One death while I was there did affect me. In December 1980, I bought the Arab News in downtown Taif and took it home. As I entered my bedroom, I glanced at the front page; John Lennon had been assassinated. I was stunned. Perhaps I was more shocked by the fact that I took it personally. It sounds trite, but it was like a part of me had died that day. But it was true. I had grown up with The Beatles. I had bought Please Please Me at the age of 7. I even went to see the movie Help! with my paternal grandmother, another down-to-earth Londoner.
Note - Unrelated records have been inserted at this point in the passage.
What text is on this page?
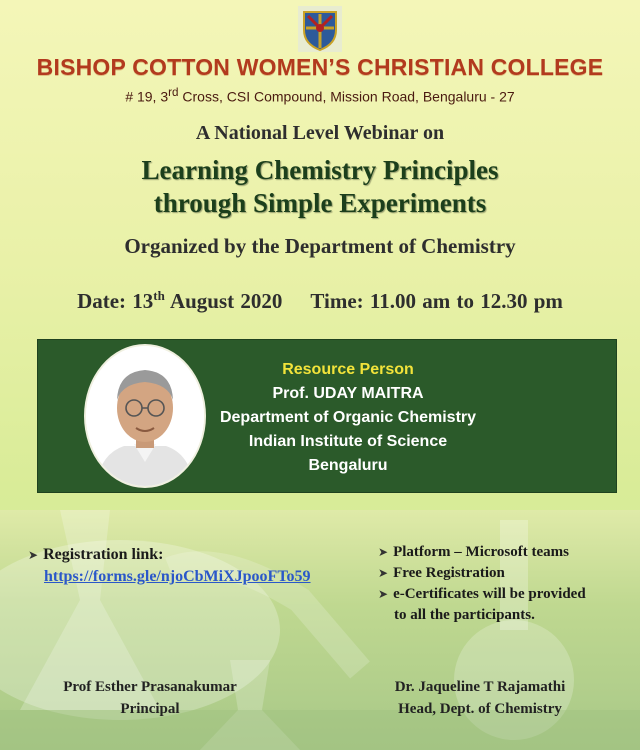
BISHOP COTTON WOMEN’S CHRISTIAN COLLEGE
# 19, 3rd Cross, CSI Compound, Mission Road, Bengaluru - 27
A National Level Webinar on
Learning Chemistry Principles
through Simple Experiments
Organized by the Department of Chemistry
Date: 13th August 2020 Time: 11.00 am to 12.30 pm
Resource Person
Prof. UDAY MAITRA
Department of Organic Chemistry
Indian Institute of Science
Bengaluru
➤ Registration link:
https://forms.gle/njoCbMiXJpooFTo59
➤ Platform – Microsoft teams
➤ Free Registration
➤ e-Certificates will be provided
to all the participants.
Prof Esther Prasanakumar
Principal
Dr. Jaqueline T Rajamathi
Head, Dept. of Chemistry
The Beatles wrote the soundtrack to so many young lives. We were all emotionally involved.
Fast-forward 22 years to another musician who helped write the soundtrack to my life. Warren was an acquaintance who became a great friend. Like his hero Ray Davies of The Kinks, Warren wrote stories into music – great English pop songs. I used to visit him in Holland when he lived there in the early ’80s. Holland buzzed, and we had a lot of fun. So much fun, it dominated our conversations for the next 20 years. Warren had two Top 10 hits in the U.K. with Bucks Fizz and five minor successes in Japan (I was his agent). He was always first on my list of people to see when I went to the U.K., but with limited time on visits home, I didn’t always see him. At 55, he went to sleep one night and didn’t wake up.

 

Warren on stage in Holland (with ex-Gruppo Sportivo bassist Eric Wehrmeyer)

 

It was like being robbed of my memories. Talking about our rock ‘n’ roll days in Holland kept those days alive, kept us young, kept us alive. Is this what happens? Your friends die and bits of your life just drop off with them? We hadn’t finished reminiscing; that part of our lives still felt so close. Is it now?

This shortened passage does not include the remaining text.